The Lifecycle of the Spectral Edge: From Gradient Learning to Weight-Decay Compression

TL;DR

This paper analyzes the spectral edge during grokking, revealing a two-phase lifecycle where gradient and weight decay components align, leading to a compression axis that re-encodes information without loss.

Contribution

It introduces a decomposition of the spectral edge into gradient and weight decay components, uncovering a universal lifecycle and the role of compression in grokking.

Findings

Spectral edge exhibits a two-phase lifecycle during grokking.

Alignment of gradient and weight decay at grokking creates a critical compression axis.
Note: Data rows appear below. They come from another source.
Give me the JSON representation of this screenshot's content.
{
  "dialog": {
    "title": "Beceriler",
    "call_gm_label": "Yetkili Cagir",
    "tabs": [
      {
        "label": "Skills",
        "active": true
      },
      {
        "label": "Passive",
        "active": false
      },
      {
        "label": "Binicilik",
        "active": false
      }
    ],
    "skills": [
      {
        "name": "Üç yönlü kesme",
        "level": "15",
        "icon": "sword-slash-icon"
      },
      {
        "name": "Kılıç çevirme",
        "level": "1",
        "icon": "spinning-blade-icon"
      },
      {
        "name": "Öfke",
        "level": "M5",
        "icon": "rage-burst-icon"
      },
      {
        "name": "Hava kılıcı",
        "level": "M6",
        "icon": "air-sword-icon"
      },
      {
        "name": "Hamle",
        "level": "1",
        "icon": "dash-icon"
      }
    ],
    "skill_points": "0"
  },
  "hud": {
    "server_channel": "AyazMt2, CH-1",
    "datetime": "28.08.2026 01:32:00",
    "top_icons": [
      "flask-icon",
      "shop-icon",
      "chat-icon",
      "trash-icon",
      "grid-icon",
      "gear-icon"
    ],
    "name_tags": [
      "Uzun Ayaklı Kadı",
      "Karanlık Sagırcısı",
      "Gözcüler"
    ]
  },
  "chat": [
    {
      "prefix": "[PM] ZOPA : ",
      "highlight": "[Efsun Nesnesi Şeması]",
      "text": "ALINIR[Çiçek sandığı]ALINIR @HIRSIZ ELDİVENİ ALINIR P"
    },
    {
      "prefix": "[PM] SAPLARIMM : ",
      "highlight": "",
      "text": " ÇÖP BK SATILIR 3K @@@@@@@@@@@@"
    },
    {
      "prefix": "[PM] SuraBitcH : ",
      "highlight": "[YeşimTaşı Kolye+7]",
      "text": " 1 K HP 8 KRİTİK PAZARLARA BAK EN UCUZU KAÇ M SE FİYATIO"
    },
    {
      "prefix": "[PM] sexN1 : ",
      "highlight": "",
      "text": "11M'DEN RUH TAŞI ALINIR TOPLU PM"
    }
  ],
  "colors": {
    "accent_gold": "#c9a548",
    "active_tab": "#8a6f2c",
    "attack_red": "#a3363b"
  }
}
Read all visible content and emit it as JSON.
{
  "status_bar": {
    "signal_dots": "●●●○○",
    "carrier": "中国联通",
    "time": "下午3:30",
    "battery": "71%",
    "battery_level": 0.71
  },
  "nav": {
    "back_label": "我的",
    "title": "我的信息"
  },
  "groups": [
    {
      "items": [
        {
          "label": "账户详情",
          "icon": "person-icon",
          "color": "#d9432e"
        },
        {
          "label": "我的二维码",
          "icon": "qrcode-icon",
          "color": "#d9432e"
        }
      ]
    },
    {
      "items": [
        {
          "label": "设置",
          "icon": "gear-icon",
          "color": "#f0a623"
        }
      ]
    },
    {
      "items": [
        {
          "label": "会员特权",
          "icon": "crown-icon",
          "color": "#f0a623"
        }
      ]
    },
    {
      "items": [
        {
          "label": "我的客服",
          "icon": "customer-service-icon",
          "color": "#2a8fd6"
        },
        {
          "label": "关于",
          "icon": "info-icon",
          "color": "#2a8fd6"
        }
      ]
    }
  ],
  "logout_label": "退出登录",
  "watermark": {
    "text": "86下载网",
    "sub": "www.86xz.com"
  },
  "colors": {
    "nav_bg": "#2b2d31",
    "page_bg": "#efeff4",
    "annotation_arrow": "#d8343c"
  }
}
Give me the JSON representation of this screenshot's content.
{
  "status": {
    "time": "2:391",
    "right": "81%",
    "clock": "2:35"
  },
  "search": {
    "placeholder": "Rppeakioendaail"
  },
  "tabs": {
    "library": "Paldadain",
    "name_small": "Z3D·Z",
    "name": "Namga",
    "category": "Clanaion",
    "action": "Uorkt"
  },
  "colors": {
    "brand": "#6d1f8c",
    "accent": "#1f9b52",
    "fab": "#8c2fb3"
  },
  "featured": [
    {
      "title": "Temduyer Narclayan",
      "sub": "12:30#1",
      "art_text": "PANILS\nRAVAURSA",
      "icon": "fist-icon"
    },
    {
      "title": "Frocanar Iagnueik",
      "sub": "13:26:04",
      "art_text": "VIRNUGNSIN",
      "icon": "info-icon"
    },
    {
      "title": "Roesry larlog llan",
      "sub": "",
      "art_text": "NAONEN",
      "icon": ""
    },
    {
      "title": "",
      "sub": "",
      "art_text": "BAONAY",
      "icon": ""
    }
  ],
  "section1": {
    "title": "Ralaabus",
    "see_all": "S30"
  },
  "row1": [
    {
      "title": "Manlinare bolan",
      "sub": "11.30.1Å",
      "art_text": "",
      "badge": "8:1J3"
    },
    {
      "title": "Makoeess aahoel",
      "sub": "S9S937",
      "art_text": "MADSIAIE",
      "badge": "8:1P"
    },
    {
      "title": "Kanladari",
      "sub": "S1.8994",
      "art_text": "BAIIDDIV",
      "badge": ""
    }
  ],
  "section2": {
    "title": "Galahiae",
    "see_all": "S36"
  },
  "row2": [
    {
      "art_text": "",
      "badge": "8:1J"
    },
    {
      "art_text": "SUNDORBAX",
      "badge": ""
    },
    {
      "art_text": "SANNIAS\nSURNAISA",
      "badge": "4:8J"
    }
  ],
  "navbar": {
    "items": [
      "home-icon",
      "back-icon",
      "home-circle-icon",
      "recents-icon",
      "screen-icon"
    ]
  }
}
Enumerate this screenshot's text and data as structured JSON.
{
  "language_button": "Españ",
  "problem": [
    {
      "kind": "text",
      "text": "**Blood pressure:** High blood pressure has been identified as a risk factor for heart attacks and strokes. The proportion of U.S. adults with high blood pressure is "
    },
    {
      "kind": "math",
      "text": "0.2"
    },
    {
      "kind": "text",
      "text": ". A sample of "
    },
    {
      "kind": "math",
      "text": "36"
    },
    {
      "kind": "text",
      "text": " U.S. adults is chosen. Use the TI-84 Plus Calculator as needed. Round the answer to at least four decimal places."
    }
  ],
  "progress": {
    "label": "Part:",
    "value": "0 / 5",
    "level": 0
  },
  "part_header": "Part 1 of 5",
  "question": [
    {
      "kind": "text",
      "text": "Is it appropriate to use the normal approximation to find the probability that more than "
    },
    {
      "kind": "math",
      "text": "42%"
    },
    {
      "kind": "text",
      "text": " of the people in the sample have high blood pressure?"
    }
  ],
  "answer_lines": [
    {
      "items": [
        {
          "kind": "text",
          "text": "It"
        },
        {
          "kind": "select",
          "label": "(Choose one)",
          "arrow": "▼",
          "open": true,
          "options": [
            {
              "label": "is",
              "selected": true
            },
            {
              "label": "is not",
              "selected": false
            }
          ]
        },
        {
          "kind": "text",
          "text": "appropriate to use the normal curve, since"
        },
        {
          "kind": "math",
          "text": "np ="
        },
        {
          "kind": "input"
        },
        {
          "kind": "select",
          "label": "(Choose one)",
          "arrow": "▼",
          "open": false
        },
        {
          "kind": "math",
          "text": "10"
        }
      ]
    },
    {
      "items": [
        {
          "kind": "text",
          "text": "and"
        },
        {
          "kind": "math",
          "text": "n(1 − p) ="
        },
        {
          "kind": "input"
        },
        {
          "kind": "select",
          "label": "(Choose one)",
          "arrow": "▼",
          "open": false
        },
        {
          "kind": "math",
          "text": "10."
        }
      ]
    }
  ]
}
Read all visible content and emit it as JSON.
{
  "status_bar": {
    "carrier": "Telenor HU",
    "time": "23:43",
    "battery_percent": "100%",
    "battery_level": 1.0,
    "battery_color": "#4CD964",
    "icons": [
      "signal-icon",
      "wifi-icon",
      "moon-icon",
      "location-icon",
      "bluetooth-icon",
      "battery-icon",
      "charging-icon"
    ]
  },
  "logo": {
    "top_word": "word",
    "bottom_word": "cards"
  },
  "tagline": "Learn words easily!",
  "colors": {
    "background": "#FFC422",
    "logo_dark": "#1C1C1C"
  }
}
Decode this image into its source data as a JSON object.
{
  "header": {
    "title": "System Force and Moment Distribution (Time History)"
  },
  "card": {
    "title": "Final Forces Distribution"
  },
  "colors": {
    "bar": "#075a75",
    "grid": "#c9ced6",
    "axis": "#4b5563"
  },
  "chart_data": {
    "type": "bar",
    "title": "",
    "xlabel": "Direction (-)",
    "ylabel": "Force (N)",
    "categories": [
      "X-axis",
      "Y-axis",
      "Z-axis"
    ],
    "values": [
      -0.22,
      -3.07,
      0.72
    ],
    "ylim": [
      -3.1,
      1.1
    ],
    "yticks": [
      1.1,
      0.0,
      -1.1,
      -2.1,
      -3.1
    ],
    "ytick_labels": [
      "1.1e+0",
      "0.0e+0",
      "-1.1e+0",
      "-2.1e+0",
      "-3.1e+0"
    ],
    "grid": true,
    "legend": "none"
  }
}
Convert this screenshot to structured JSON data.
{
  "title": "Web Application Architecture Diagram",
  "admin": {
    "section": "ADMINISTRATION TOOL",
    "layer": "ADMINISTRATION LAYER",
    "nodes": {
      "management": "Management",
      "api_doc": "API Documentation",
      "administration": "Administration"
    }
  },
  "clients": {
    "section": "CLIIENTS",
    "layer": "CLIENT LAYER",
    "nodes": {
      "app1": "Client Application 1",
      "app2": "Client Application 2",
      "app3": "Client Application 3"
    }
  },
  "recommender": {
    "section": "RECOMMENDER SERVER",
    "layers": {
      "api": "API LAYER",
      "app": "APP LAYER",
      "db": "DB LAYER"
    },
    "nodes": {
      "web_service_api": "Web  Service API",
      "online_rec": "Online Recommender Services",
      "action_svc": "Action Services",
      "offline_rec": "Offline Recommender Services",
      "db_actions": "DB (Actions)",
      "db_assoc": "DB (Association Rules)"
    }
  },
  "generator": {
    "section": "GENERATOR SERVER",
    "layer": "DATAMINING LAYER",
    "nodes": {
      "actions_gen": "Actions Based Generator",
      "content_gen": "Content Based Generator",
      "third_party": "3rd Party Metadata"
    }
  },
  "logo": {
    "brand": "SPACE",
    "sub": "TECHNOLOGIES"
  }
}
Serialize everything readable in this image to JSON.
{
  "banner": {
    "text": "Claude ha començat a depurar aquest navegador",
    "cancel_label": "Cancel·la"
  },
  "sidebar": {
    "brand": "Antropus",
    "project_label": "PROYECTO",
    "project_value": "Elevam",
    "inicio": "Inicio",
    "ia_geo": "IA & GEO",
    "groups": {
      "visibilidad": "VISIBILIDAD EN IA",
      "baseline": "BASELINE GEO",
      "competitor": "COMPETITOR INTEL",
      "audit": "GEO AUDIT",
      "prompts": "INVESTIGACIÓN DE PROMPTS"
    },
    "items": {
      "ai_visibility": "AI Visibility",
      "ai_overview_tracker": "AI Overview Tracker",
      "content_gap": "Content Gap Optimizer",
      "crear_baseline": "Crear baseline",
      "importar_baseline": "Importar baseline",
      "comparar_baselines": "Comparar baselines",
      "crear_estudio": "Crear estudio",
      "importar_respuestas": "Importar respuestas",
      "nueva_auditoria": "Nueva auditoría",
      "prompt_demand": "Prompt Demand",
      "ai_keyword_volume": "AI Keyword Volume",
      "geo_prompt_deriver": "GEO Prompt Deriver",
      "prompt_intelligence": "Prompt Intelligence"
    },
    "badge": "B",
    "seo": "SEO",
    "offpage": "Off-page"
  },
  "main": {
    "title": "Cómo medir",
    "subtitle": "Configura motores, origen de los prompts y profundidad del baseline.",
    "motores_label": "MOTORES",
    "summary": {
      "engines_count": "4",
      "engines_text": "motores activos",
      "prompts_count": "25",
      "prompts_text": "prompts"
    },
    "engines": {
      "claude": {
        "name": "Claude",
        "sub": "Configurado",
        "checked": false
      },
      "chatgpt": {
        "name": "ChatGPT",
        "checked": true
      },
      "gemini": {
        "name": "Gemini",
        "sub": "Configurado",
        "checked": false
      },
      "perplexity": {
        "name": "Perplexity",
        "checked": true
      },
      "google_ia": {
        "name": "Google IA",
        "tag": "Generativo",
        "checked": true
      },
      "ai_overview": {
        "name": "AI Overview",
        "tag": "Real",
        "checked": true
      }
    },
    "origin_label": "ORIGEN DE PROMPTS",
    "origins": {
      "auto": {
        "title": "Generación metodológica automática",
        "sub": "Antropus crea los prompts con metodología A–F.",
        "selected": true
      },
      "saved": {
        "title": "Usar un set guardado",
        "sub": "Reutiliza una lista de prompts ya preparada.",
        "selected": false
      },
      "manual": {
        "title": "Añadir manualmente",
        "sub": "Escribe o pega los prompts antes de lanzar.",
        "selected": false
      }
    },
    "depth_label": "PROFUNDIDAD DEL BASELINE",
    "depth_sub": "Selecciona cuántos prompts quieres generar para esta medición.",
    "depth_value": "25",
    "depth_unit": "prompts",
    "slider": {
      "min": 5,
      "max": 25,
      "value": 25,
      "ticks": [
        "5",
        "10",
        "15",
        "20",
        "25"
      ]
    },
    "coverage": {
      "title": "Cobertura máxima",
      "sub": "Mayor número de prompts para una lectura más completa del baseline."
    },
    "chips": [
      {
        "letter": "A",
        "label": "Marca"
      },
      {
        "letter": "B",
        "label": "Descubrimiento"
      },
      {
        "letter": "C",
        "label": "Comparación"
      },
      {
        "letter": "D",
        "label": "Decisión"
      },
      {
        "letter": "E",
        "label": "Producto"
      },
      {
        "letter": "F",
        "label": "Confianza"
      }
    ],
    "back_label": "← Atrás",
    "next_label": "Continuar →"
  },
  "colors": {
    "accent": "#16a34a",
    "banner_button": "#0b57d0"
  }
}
Information is re-encoded rather than lost, and removing weight decay reverses compression.

Abstract

We decompose the spectral edge -- the dominant direction of the Gram matrix of parameter updates -- into its gradient and weight-decay components during grokking in two sequence tasks (Dyck-1 and SCAN). We find a sharp two-phase lifecycle: before grokking the edge is gradient-driven and functionally active; at grokking, gradient and weight decay align, and the edge becomes a compression axis that is perturbation-flat yet ablation-critical (>4000x more impactful than random directions). Three universality classes emerge (functional, mixed, compression), predicted by the gap flow equation. Nonlinear probes show information is re-encoded, not lost (MLP $R^2=0.99$ where linear $R^2=0.86$), and removing weight decay post-grok reverses compression while preserving the algorithm.